Following is an excerpt:

As the US Supreme Court begins its 2024–25 term, the possibility looms that it might put yet another consequential case on its docket concerning the future of the Affordable Care Act (ACA). This time, the case concerns one of the law’s most popular provisions—its preventive services mandate.

Meanwhile, recent trends in the Court’s jurisprudence on the role of regulators and experts—most notably its overturning of Chevron—raise the specter of greater political and judicial involvement in determining which preventive services must be covered by health insurance.

In the balance is access to preventive care for more than 150 million Americans.

Will Braidwood Come Before The US Supreme Court?

On September 19, the federal government filed its petition for certiorari (seeking judicial review of a lower court’s decision) with the Supreme Court of the United States in Braidwood v. Becerra, asking it to uphold the authority of the US Preventive Services Task Force (Task Force) in determining insurance coverage requirements for preventive services under the ACA.

The plaintiffs have until October 21 to file their brief in opposition and/or cross-petition for certiorari. They may raise the constitutionality of the ACA’s delegation to the Advisory Committee on Immunization Practices (ACIP) and the Health Resources and Services Administration (HRSA), too.

The Supreme Court must still determine whether it will take the case, which it will likely do by the end of November—setting up the potential for oral arguments and a decision in its 2024–25 term (from October 2024 through June 2025).

The Braidwood plaintiffs oppose health insurance that covers certain preventive services contrary to their religious beliefs, claiming such services encourage sexual behaviors and drug use. Their principal legal claim challenges the ACA's delegation of coverage decisions to advisory bodies as unconstitutional, arguing it infringes on their religious exercise.

The specific legal question at the heart of the case is whether the Task Force’s role is constitutional.

The government’s case hinges on a statute that specifies that the Task Force is independent and not subject to political pressure.
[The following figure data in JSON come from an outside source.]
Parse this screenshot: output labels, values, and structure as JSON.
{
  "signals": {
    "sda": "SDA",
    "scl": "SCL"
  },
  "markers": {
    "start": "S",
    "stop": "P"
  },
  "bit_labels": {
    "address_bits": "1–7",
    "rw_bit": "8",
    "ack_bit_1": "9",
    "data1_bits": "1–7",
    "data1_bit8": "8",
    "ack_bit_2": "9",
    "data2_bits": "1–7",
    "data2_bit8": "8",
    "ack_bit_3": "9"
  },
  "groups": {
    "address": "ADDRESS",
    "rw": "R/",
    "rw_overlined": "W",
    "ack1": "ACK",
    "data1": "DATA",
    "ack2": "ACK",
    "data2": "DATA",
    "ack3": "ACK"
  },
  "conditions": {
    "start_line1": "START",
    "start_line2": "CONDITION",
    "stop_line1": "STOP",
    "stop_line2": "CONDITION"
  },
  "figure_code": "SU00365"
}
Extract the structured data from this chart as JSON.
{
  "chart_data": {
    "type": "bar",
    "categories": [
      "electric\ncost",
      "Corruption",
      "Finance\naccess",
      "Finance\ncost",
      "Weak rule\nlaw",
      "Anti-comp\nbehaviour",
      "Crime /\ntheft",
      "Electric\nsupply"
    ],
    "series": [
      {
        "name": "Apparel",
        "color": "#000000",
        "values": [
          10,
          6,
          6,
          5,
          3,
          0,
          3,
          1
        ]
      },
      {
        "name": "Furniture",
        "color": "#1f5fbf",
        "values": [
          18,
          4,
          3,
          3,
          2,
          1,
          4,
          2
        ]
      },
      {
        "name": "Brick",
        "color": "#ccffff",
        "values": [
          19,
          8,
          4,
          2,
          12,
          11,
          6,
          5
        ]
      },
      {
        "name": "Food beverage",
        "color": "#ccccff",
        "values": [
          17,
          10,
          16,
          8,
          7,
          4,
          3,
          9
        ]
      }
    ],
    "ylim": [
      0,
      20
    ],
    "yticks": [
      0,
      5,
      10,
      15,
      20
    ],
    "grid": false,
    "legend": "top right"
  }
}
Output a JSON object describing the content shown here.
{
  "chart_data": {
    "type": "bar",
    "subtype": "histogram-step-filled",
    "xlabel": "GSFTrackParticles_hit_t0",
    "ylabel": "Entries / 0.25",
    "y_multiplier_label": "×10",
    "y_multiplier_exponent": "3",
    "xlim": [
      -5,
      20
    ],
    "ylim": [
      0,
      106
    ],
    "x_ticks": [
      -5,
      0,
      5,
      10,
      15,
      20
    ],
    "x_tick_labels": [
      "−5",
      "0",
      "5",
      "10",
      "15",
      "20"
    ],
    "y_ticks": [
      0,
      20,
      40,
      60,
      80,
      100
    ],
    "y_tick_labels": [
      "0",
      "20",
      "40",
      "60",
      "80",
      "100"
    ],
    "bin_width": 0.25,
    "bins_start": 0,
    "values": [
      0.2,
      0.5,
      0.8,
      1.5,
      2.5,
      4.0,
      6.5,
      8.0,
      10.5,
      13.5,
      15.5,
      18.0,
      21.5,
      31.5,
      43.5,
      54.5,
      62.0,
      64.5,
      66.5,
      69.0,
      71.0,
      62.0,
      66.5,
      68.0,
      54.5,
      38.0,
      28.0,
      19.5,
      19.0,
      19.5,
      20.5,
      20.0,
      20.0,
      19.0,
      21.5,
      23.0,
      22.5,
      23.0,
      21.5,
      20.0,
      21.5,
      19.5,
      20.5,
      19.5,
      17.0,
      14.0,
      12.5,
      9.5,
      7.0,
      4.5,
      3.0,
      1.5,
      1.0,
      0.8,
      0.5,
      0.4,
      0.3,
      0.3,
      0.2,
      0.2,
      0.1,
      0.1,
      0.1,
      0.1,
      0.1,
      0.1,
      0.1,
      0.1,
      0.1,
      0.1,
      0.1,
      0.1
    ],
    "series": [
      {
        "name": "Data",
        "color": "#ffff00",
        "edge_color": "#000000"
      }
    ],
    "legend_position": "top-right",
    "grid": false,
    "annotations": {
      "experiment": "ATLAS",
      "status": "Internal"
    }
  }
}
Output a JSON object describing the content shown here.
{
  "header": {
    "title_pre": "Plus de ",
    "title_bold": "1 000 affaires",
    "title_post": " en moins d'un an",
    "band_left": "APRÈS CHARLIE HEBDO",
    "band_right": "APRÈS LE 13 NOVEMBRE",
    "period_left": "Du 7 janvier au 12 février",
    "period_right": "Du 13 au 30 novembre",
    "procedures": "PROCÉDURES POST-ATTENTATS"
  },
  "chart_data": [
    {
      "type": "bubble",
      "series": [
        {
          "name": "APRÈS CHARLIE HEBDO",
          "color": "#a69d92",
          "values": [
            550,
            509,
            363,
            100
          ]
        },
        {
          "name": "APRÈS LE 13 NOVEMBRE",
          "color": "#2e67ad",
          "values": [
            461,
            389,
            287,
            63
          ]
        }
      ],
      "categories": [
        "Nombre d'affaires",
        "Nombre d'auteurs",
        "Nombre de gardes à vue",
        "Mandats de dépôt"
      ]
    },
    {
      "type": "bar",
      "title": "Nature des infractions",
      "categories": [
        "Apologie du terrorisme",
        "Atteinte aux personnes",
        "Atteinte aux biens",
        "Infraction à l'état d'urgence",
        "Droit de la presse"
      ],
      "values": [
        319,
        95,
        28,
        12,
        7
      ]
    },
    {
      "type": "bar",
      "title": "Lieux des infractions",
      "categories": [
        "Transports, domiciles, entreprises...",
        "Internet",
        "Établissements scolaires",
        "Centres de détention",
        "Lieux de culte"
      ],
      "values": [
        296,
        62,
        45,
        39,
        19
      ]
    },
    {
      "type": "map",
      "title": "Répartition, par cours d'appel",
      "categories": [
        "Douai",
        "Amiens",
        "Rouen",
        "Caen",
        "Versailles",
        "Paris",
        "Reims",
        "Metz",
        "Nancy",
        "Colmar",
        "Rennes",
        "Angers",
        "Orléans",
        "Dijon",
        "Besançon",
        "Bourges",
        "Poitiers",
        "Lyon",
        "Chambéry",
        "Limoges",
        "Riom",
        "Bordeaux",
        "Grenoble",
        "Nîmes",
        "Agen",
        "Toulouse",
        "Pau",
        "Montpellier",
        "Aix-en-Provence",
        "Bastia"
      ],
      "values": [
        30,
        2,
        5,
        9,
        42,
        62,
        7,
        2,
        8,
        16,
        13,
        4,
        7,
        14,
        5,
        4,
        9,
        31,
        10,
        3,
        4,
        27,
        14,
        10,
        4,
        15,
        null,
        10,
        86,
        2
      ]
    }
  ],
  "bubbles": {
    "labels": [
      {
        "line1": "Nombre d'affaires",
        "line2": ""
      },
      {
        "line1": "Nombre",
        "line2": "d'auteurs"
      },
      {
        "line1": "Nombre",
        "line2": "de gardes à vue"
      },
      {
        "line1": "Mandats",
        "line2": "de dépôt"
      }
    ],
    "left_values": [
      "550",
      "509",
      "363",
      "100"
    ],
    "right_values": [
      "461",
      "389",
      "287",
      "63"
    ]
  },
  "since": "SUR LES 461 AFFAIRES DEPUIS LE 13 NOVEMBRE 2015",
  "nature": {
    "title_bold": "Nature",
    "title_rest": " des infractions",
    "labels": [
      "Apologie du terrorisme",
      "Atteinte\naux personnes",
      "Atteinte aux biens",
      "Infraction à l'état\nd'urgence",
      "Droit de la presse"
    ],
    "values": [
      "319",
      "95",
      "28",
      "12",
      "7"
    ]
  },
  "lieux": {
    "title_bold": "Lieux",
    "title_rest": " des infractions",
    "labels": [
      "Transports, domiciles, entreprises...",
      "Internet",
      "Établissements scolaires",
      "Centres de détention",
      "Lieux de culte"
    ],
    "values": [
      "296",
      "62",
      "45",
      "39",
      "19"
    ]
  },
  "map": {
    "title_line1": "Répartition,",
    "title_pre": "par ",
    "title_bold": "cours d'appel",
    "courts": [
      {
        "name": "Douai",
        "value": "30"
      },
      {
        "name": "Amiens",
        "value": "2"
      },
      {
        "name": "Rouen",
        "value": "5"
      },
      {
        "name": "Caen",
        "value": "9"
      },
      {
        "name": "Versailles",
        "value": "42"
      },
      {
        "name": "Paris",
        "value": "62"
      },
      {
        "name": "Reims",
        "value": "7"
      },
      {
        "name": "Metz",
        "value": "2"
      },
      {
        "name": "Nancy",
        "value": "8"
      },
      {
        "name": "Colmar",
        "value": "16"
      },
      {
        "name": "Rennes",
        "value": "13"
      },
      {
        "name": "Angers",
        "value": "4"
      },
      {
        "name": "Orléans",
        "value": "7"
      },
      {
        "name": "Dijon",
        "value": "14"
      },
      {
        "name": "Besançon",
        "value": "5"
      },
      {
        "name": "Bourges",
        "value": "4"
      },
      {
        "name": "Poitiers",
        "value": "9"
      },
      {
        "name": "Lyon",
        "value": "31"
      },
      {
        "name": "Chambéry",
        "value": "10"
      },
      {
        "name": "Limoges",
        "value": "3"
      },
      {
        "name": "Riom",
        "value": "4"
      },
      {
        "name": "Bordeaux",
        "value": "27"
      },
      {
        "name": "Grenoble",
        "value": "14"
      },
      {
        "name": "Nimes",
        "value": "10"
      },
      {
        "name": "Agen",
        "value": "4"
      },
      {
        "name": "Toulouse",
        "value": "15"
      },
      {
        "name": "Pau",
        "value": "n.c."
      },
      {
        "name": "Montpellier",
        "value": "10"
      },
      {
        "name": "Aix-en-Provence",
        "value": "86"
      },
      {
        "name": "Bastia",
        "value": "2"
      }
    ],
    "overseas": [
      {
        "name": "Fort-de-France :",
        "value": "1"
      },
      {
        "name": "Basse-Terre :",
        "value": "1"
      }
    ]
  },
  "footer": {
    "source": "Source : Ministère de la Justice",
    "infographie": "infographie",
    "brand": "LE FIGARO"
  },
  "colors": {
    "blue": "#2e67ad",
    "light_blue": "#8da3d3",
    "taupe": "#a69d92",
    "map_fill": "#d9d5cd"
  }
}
The Texas trial court in Braidwood has interpreted this purported limitation on political accountability to violate the Appointments Clause of the US Constitution. The Fifth Circuit agreed in its June ruling.

To remedy this constitutional problem, the government asked the Fifth Circuit, and now the Supreme Court, to strike only the statutory provision insulating the Task Force under the doctrine of severability. The doctrine presumes Congress wishes for its laws to stand, thereby deploying a “scalpel” rather than a “bulldozer” to excise a faulty provision. This would effectively allow for oversight of the Task Force by those “up the political chain,” effectively resolving any constitutional problems and keeping its role under the ACA intact.

Chief Justice John Roberts’ description of the Court’s “settled severability doctrine” should favor the Task Force, but the Supreme Court has been prone to producing surprises in recent terms. In United States v. Arthrex, seven of the justices in an otherwise splintered decision agreed to sever a similarly problematic statutory provision, allowing for supervision of a patent board. Its previous stance on severability suggests that the Fifth Circuit may have misjudged the Appointments Clause issue, and the Supreme Court may overturn that decision in favor of the Task Force.